The fiberglass Tudor body would be sufficiently light for drifting, but with the demands of the sport and the torque from the proposed powerplant, it would need a little more rigidity. Becker took the body and designed a comprehensive space frame, scrapping the stock floor in process. A pair of Kirkey seats, adjustable pedals, and a minimalist wheel were added for a simplistic racer’s interior.
A beam axle up front and a solid axle with a four-link setup in back make up the suspension, while the classic Rocket Racing wheels, pushed out with massive spacers, sit at all four corners. The wheels help keep some of that classic look, but offer enough meat for the LS to spin up while carrying remarkable speed.

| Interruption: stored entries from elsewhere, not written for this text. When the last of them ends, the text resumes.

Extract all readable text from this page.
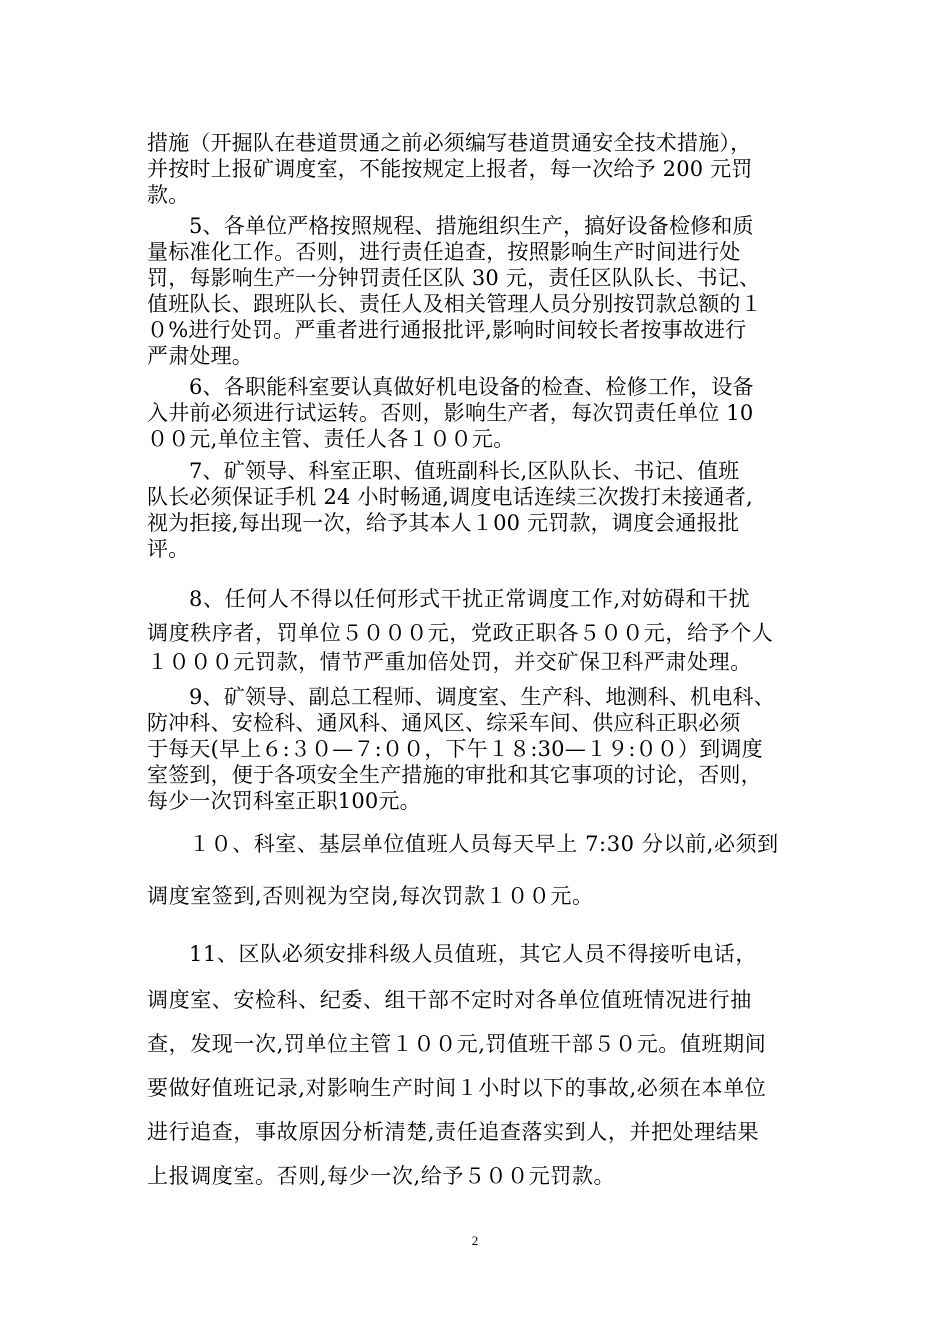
措施（开掘队在巷道贯通之前必须编写巷道贯通安全技术措施），
并按时上报矿调度室，不能按规定上报者，每一次给予 200 元罚
款。
5、各单位严格按照规程、措施组织生产，搞好设备检修和质
量标准化工作。否则，进行责任追查，按照影响生产时间进行处
罚，每影响生产一分钟罚责任区队 30 元，责任区队队长、书记、
值班队长、跟班队长、责任人及相关管理人员分别按罚款总额的１
０%进行处罚。严重者进行通报批评,影响时间较长者按事故进行
严肃处理。
6、各职能科室要认真做好机电设备的检查、检修工作，设备
入井前必须进行试运转。否则，影响生产者，每次罚责任单位 10
００元,单位主管、责任人各１００元。
7、矿领导、科室正职、值班副科长,区队队长、书记、值班
队长必须保证手机 24 小时畅通,调度电话连续三次拨打未接通者,
视为拒接,每出现一次，给予其本人１00 元罚款，调度会通报批
评。
8、任何人不得以任何形式干扰正常调度工作,对妨碍和干扰
调度秩序者，罚单位５０００元，党政正职各５００元，给予个人
１０００元罚款，情节严重加倍处罚，并交矿保卫科严肃处理。
9、矿领导、副总工程师、调度室、生产科、地测科、机电科、
防冲科、安检科、通风科、通风区、综采车间、供应科正职必须
于每天(早上６:３０—７:００，下午１８:30—１９:００）到调度
室签到，便于各项安全生产措施的审批和其它事项的讨论，否则，
每少一次罚科室正职100元。
１０、科室、基层单位值班人员每天早上 7:30 分以前,必须到
调度室签到,否则视为空岗,每次罚款１００元。
11、区队必须安排科级人员值班，其它人员不得接听电话，
调度室、安检科、纪委、组干部不定时对各单位值班情况进行抽
查，发现一次,罚单位主管１００元,罚值班干部５０元。值班期间
要做好值班记录,对影响生产时间１小时以下的事故,必须在本单位
进行追查，事故原因分析清楚,责任追查落实到人，并把处理结果
上报调度室。否则,每少一次,给予５００元罚款。
2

After growing tired of his Opel Kadett drifter, he took this icon and went full Americana. The ‘29 Ford he’s dubbed “The Flamethrower” was cleaned, primed, and painted in full camouflage. Not content with only the battlefield color scheme, he added the shark-toothed, gaping mouth graphics associated with WWII-era fighter planes. The imagery was already quite thick, but the icing on the cake were the California license plate and the Confederate Flag sticker adorning the Ford’s rear end. To complement that mish-mash of classic American imagery, Becker gave it a full Rockabilly soundtrack with a snarling Chevrolet V8.
With a positive displacement supercharger sitting on top of the exposed LS and a set of weed-burner style shorty headers, the engine makes more than enough power and sound to turn heads if the crowd finds the sight of a rat rod drifting too tame. Rigged to spit flames, this engine and the car it sits in are attention magnets, and while the collection of Americana adorning the body is a little much, it’s a German interpretation. At the end of the day, it wins drift events, gets fans out of their seats, and pulls more steering angle than most straight-axle rat rods in existence, so even if the Spitfire-styling is a bit strong, it’s ok!